Ich bewahre den gefangenen Fisch entweder in ner Tüte mit Wasser auf, ansonsten einfach ab in eine Tüte ohne Wasser und dann Rutenhalter oder Stock ins Wasser und Tüte dran festmachen...Dann ist der Fisch auch wie im Kühlschrank gekühlt...


----------



## Taxidermist (9. Mai 2008)

*AW: Wie lange bleibt Fisch Frisch???*

Entweder schleppst du wirklich eine Kühlbox mit,wobei ich dazu immer mehrere 1,5l Getränkeflaschen mit Wasser befüllt einfriere,die halten viel länger als diese Kühlakkus.
Aber beim befüllen mit Wasser etwas Luft lassen,sonst knallts in der Kühltruhe!
Eine andere Methode Fische frisch zu halten,ist das Aufhängen im Schatten,in diesen 
Baumwolltragetaschen,wobei man diese feucht halten sollte (Kondensationskühlung).
Ich nehme die Fische allerdings erst aus,wenn es nach Hause geht,da beim Ausnehmen
unweigerlich Bakterien in der Bauchhöhle des Fischs verteilt werden,die dann erst recht
zum schnellen Verderben des Fischs führen.
Diese Methode habe ich schon bei Temperaturen bis ca. 25° getestet und die Fische so
über den ganzen Tag gebracht,geht allerdings nicht bei schwülem Wetter.
Eine andere Methode ist,das versenken Fischs auf mindestens 10m Wassertiefe,denn dort
hast du Kühlschranktemperatur,dazu wird man aber in der Regel ein Boot brauchen.
Flusskrebse gibt es nur bis zu einer Tiefe von ca.6m,wie das mit Wollhandkrabben aussieht weiß ich aber nicht.
Absolut abraten würde ich von den "Undertaker" Methoden.Plastiktüte und noch gefüllt
mit Wasser,dazu noch im warmen Flachwasser aufgehängt,dürften ziemlich schnell
zu Gammelfisch führen.Also falscher kann man es fast nicht machen!
Man sollte generell Fisch nicht im Wasser lagern,außer er lebt noch und das ist eindeutig
die beste Methode Fisch frisch zu halten.Der Setzkescher!

Taxidermist


----------



## WickedWalleye (9. Mai 2008)

*AW: Wie lange bleibt Fisch Frisch???*



Taxidermist schrieb:


> Plastiktüte und noch gefüllt
> mit Wasser,dazu noch im warmen Flachwasser aufgehängt,dürften ziemlich schnell
> zu Gammelfisch führen.Also falscher kann man es fast nicht machen!
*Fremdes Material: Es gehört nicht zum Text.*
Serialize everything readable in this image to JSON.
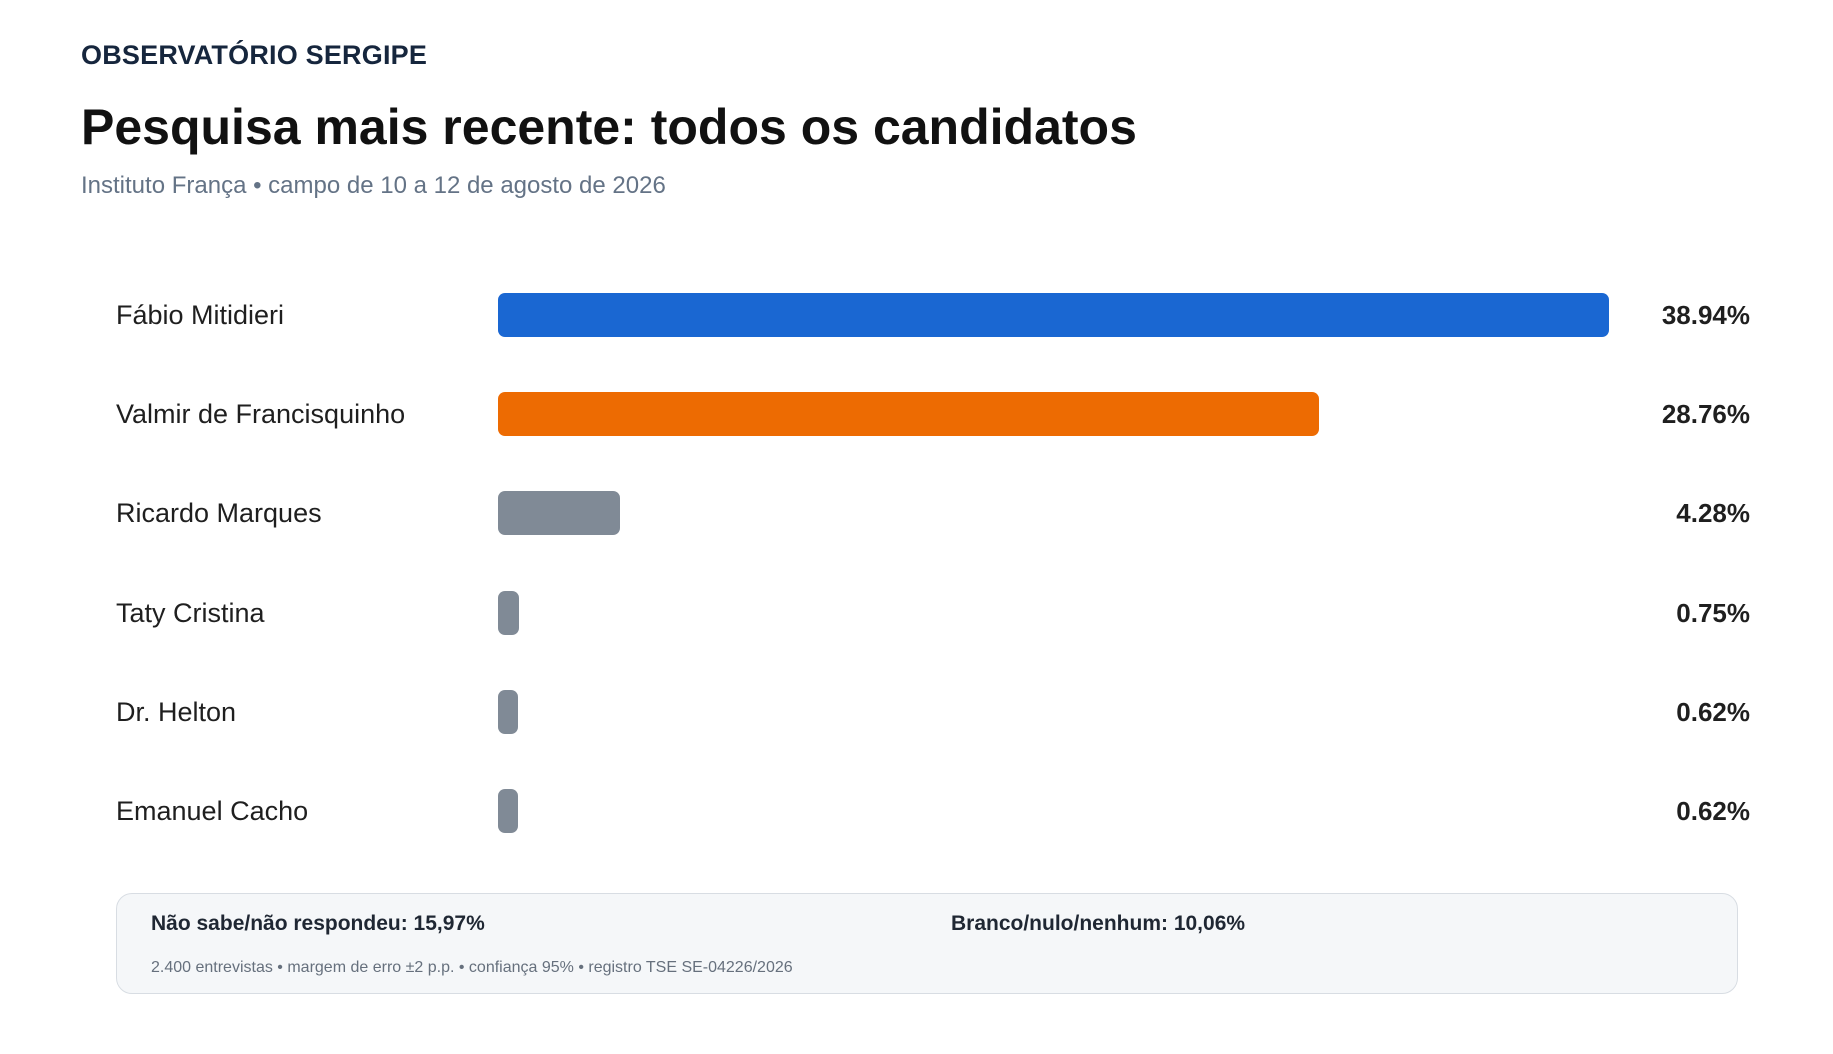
{
  "header": {
    "brand": "OBSERVATÓRIO SERGIPE",
    "title": "Pesquisa mais recente: todos os candidatos",
    "subtitle": "Instituto França • campo de 10 a 12 de agosto de 2026"
  },
  "chart_data": {
    "type": "bar",
    "orientation": "horizontal",
    "title": "Pesquisa mais recente: todos os candidatos",
    "subtitle": "Instituto França • campo de 10 a 12 de agosto de 2026",
    "xlabel": "",
    "ylabel": "",
    "xlim": [
      0,
      38.94
    ],
    "grid": false,
    "legend": "none",
    "categories": [
      "Fábio Mitidieri",
      "Valmir de Francisquinho",
      "Ricardo Marques",
      "Taty Cristina",
      "Dr. Helton",
      "Emanuel Cacho"
    ],
    "values": [
      38.94,
      28.76,
      4.28,
      0.75,
      0.62,
      0.62
    ],
    "value_labels": [
      "38.94%",
      "28.76%",
      "4.28%",
      "0.75%",
      "0.62%",
      "0.62%"
    ],
    "colors": [
      "#1a67d2",
      "#ed6b02",
      "#808a96",
      "#808a96",
      "#808a96",
      "#808a96"
    ]
  },
  "notes": {
    "undecided": "Não sabe/não respondeu: 15,97%",
    "blank": "Branco/nulo/nenhum: 10,06%",
    "meta": "2.400 entrevistas • margem de erro ±2 p.p. • confiança 95% • registro TSE SE-04226/2026"
  }
}
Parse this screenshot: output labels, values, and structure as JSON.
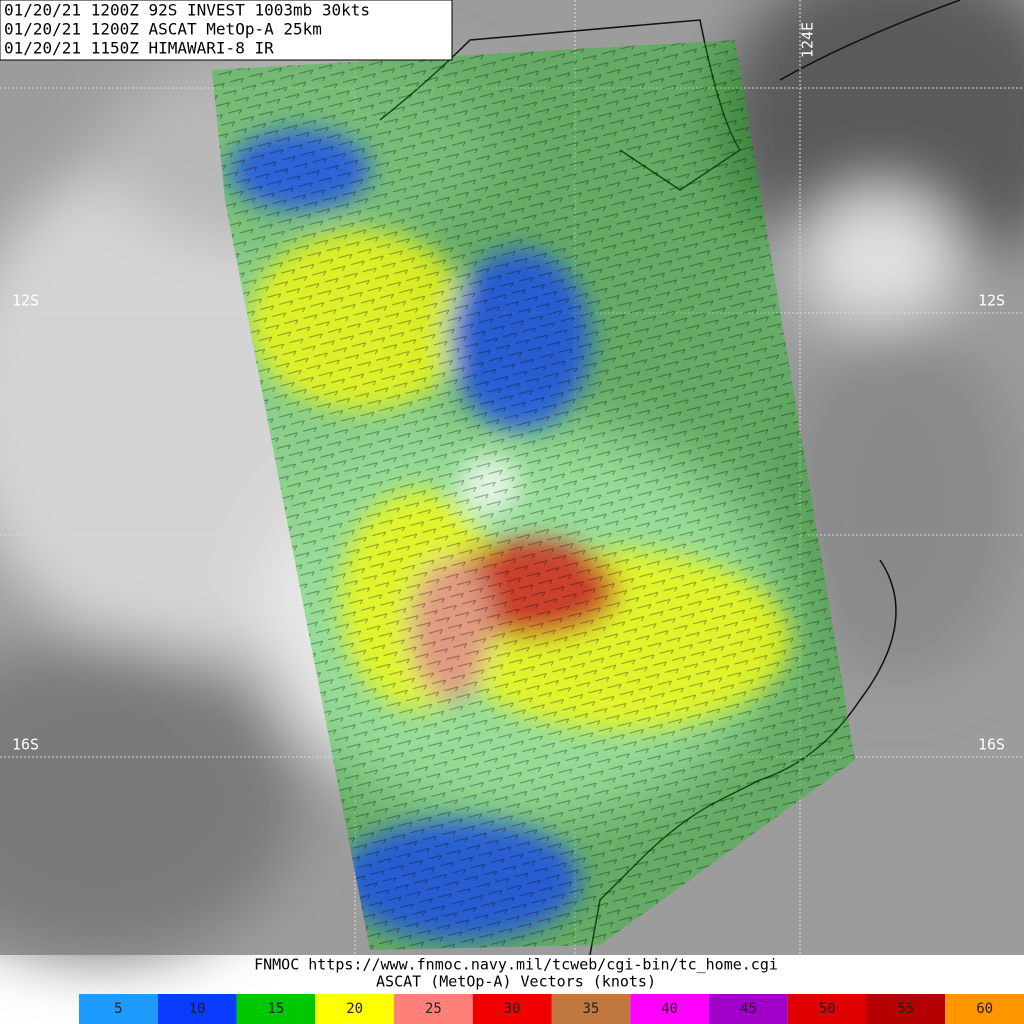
{
  "header": {
    "lines": [
      "01/20/21 1200Z  92S INVEST 1003mb 30kts",
      "01/20/21 1200Z  ASCAT MetOp-A 25km",
      "01/20/21 1150Z  HIMAWARI-8 IR"
    ]
  },
  "grid_labels": {
    "lon": "124E",
    "lat_top_left": "12S",
    "lat_top_right": "12S",
    "lat_bottom_left": "16S",
    "lat_bottom_right": "16S"
  },
  "footer": {
    "source": "FNMOC https://www.fnmoc.navy.mil/tcweb/cgi-bin/tc_home.cgi",
    "caption": "ASCAT (MetOp-A) Vectors (knots)"
  },
  "legend": [
    {
      "value": 5,
      "color": "#1e9bff"
    },
    {
      "value": 10,
      "color": "#0a3cff"
    },
    {
      "value": 15,
      "color": "#00c800"
    },
    {
      "value": 20,
      "color": "#ffff00"
    },
    {
      "value": 25,
      "color": "#ff8078"
    },
    {
      "value": 30,
      "color": "#f00000"
    },
    {
      "value": 35,
      "color": "#c07840"
    },
    {
      "value": 40,
      "color": "#ff00ff"
    },
    {
      "value": 45,
      "color": "#a000c8"
    },
    {
      "value": 50,
      "color": "#e00000"
    },
    {
      "value": 55,
      "color": "#b40000"
    },
    {
      "value": 60,
      "color": "#ff9600"
    }
  ]
}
Doch. Die Plastiktüte dazu noch verschließen, damit sich ein schönes Mikro-Klima bilden kann. |supergri


----------



## Ralle 24 (9. Mai 2008)

*AW: Wie lange bleibt Fisch Frisch???*

Zwei wesentliche Dinge müssen beachtet werden. Der Fisch soll kühl und luftig aufbewahrt werden. Das sagt eigentlich schon die Logik.

Luftdichte Behältnisse scheiden somit aus, es sei denn man verwendet Kühlakkus.

Aber es geht auch ohne. 

Am besten eignet sich ein Behältnis aus möglichst engmaschigem Korbgeflecht. Ein feuchtes ( nicht nasses ) Tuch als Unterlage und eins zum Abdecken. Den Fisch da rein ( ich nehm sie immer zu Hause aus, aber darüber streiten sich die Geister ) und an einen schattigen und möglichst kühlen Ort aufgehängt oder auf Reisig abgestellt. 
Fertig.


----------



## Fischpaule (9. Mai 2008)

*AW: Wie lange bleibt Fisch Frisch???*



Taxidermist schrieb:


> Eine andere Methode Fische frisch zu halten,ist das Aufhängen im Schatten,in diesen
> Baumwolltragetaschen,wobei man diese feucht halten sollte (Kondensationskühlung).



Dies halte ich auch für eine sehr gute Methode #6



Ralle 24 schrieb:


> ( ich nehm sie immer zu Hause aus, aber darüber streiten sich die Geister )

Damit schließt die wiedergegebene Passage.